Social Sciences in China (Chinese Edition)
No. 9, 2025
Expanding Contemporary Labor Process Theory under Flexible Accumulation
(Abstract)
Wang Jianhua and Zheng Guanghuai
The existing framework of contemporary labor process theory cannot adequately address the transformation of production organization, resulting in a disjunction between research and practice. The key reason lies in the theory’s underlying assumptions, which fail to fully grasp the internal unity of production and circulation in capitalist production from the perspective of Marxist political economy. The potential analytical resources provided by political economy and related research have laid foundation for expanding labor process theory. A new analytical framework enables a better understanding of the features of flexible accumulation: capital continuously reorganizes production through the collection, analysis, and transmission of market demand information at the circulation stage; multiple capitals jointly participate in production management; bureaucratic centralized planning, coordination, and management are organically combined with market subcontracting, the labor process is spatially dispersed yet systematically interconnected; and workers lack genuine security and choice.
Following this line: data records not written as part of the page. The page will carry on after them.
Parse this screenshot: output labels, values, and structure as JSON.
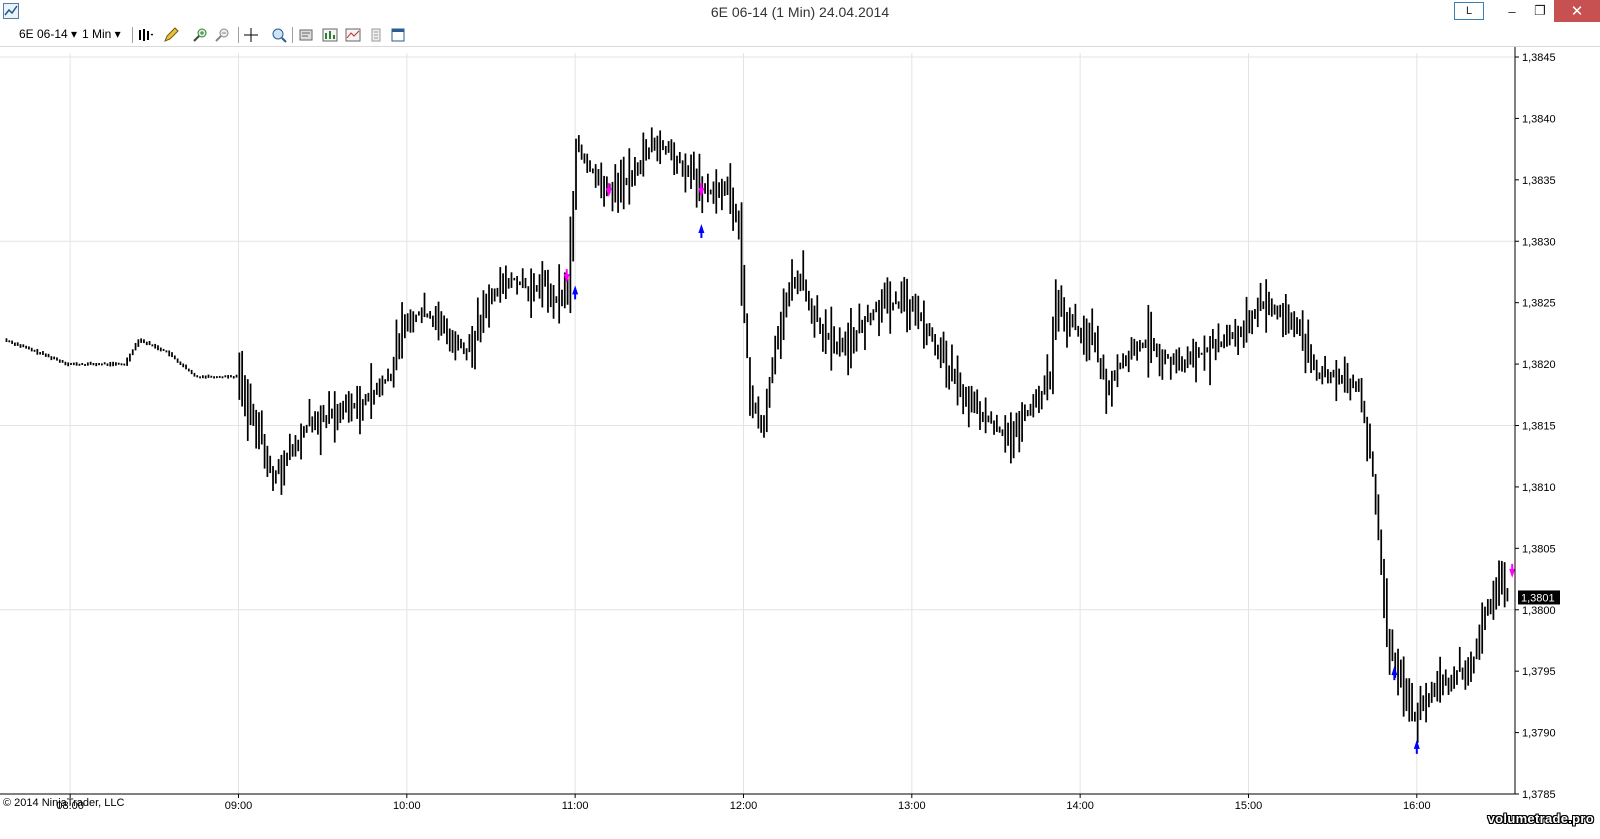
{
  "window": {
    "title": "6E 06-14 (1 Min)  24.04.2014",
    "link_button": "L",
    "minimize": "–",
    "maximize": "❐",
    "close": "✕"
  },
  "toolbar": {
    "instrument": "6E 06-14",
    "interval": "1 Min",
    "icons": [
      "bar-style-icon",
      "drawing-pencil-icon",
      "zoom-in-icon",
      "zoom-out-icon",
      "crosshair-icon",
      "data-box-icon",
      "properties-icon",
      "strategies-icon",
      "indicators-icon",
      "chart-trader-icon",
      "workspace-icon"
    ]
  },
  "footer": {
    "copyright": "© 2014 NinjaTrader, LLC",
    "watermark": "volumetrade.pro"
  },
  "chart_data": {
    "type": "bar",
    "instrument": "6E 06-14",
    "interval": "1 Min",
    "date": "24.04.2014",
    "x_ticks": [
      "08:00",
      "09:00",
      "10:00",
      "11:00",
      "12:00",
      "13:00",
      "14:00",
      "15:00",
      "16:00"
    ],
    "x_range": [
      "07:35",
      "16:35"
    ],
    "y_ticks": [
      "1,3785",
      "1,3790",
      "1,3795",
      "1,3800",
      "1,3805",
      "1,3810",
      "1,3815",
      "1,3820",
      "1,3825",
      "1,3830",
      "1,3835",
      "1,3840",
      "1,3845"
    ],
    "ylim": [
      1.3785,
      1.3845
    ],
    "grid": true,
    "last_price": "1,3801",
    "colors": {
      "bars": "#000000",
      "grid": "#e4e4e4",
      "buy_marker": "#0000ff",
      "sell_marker": "#ff00ff",
      "price_label_bg": "#000000"
    },
    "price_path": [
      [
        "07:37",
        1.3822
      ],
      [
        "08:00",
        1.382
      ],
      [
        "08:20",
        1.382
      ],
      [
        "08:25",
        1.3822
      ],
      [
        "08:35",
        1.3821
      ],
      [
        "08:45",
        1.3819
      ],
      [
        "09:00",
        1.3819
      ],
      [
        "09:05",
        1.3816
      ],
      [
        "09:10",
        1.3813
      ],
      [
        "09:13",
        1.3811
      ],
      [
        "09:20",
        1.3813
      ],
      [
        "09:25",
        1.3815
      ],
      [
        "09:35",
        1.3816
      ],
      [
        "09:45",
        1.3817
      ],
      [
        "09:55",
        1.3819
      ],
      [
        "10:00",
        1.3824
      ],
      [
        "10:08",
        1.3824
      ],
      [
        "10:18",
        1.3822
      ],
      [
        "10:22",
        1.3821
      ],
      [
        "10:30",
        1.3825
      ],
      [
        "10:38",
        1.3827
      ],
      [
        "10:45",
        1.3826
      ],
      [
        "10:50",
        1.3827
      ],
      [
        "10:52",
        1.3825
      ],
      [
        "10:58",
        1.3826
      ],
      [
        "11:01",
        1.3838
      ],
      [
        "11:05",
        1.3836
      ],
      [
        "11:15",
        1.3834
      ],
      [
        "11:22",
        1.3836
      ],
      [
        "11:30",
        1.3838
      ],
      [
        "11:40",
        1.3836
      ],
      [
        "11:48",
        1.3834
      ],
      [
        "11:55",
        1.3834
      ],
      [
        "11:59",
        1.3831
      ],
      [
        "12:03",
        1.3817
      ],
      [
        "12:08",
        1.3815
      ],
      [
        "12:12",
        1.3822
      ],
      [
        "12:17",
        1.3826
      ],
      [
        "12:20",
        1.3827
      ],
      [
        "12:28",
        1.3823
      ],
      [
        "12:35",
        1.3821
      ],
      [
        "12:42",
        1.3823
      ],
      [
        "12:50",
        1.3825
      ],
      [
        "13:00",
        1.3825
      ],
      [
        "13:08",
        1.3822
      ],
      [
        "13:15",
        1.3819
      ],
      [
        "13:25",
        1.3816
      ],
      [
        "13:35",
        1.3814
      ],
      [
        "13:45",
        1.3817
      ],
      [
        "13:50",
        1.3819
      ],
      [
        "13:52",
        1.3825
      ],
      [
        "13:58",
        1.3823
      ],
      [
        "14:05",
        1.3822
      ],
      [
        "14:10",
        1.3818
      ],
      [
        "14:15",
        1.382
      ],
      [
        "14:25",
        1.3822
      ],
      [
        "14:35",
        1.382
      ],
      [
        "14:45",
        1.3821
      ],
      [
        "15:00",
        1.3823
      ],
      [
        "15:05",
        1.3825
      ],
      [
        "15:15",
        1.3824
      ],
      [
        "15:20",
        1.3822
      ],
      [
        "15:25",
        1.3819
      ],
      [
        "15:35",
        1.3819
      ],
      [
        "15:40",
        1.3818
      ],
      [
        "15:45",
        1.3811
      ],
      [
        "15:50",
        1.3798
      ],
      [
        "15:55",
        1.3794
      ],
      [
        "16:00",
        1.3791
      ],
      [
        "16:05",
        1.3793
      ],
      [
        "16:10",
        1.3794
      ],
      [
        "16:15",
        1.3795
      ],
      [
        "16:20",
        1.3795
      ],
      [
        "16:25",
        1.38
      ],
      [
        "16:30",
        1.3802
      ],
      [
        "16:32",
        1.3801
      ]
    ],
    "markers": [
      {
        "time": "10:57",
        "price": 1.3827,
        "side": "sell"
      },
      {
        "time": "11:00",
        "price": 1.3826,
        "side": "buy"
      },
      {
        "time": "11:12",
        "price": 1.3834,
        "side": "sell"
      },
      {
        "time": "11:45",
        "price": 1.3834,
        "side": "sell"
      },
      {
        "time": "11:45",
        "price": 1.3831,
        "side": "buy"
      },
      {
        "time": "15:52",
        "price": 1.3795,
        "side": "buy"
      },
      {
        "time": "16:00",
        "price": 1.3789,
        "side": "buy"
      },
      {
        "time": "16:34",
        "price": 1.3803,
        "side": "sell"
      }
    ]
  }
}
As production organization continues to evolve and iterate, capital’s strategies for production and operation grow increasingly complex. Only by squarely addressing these structural transformations and conducting a thorough and systematic examination of labor processes and management systems under the influence of capital can theory and practice generate insights that will help a modern socialist state effectively regulate and guide the healthy development of capital.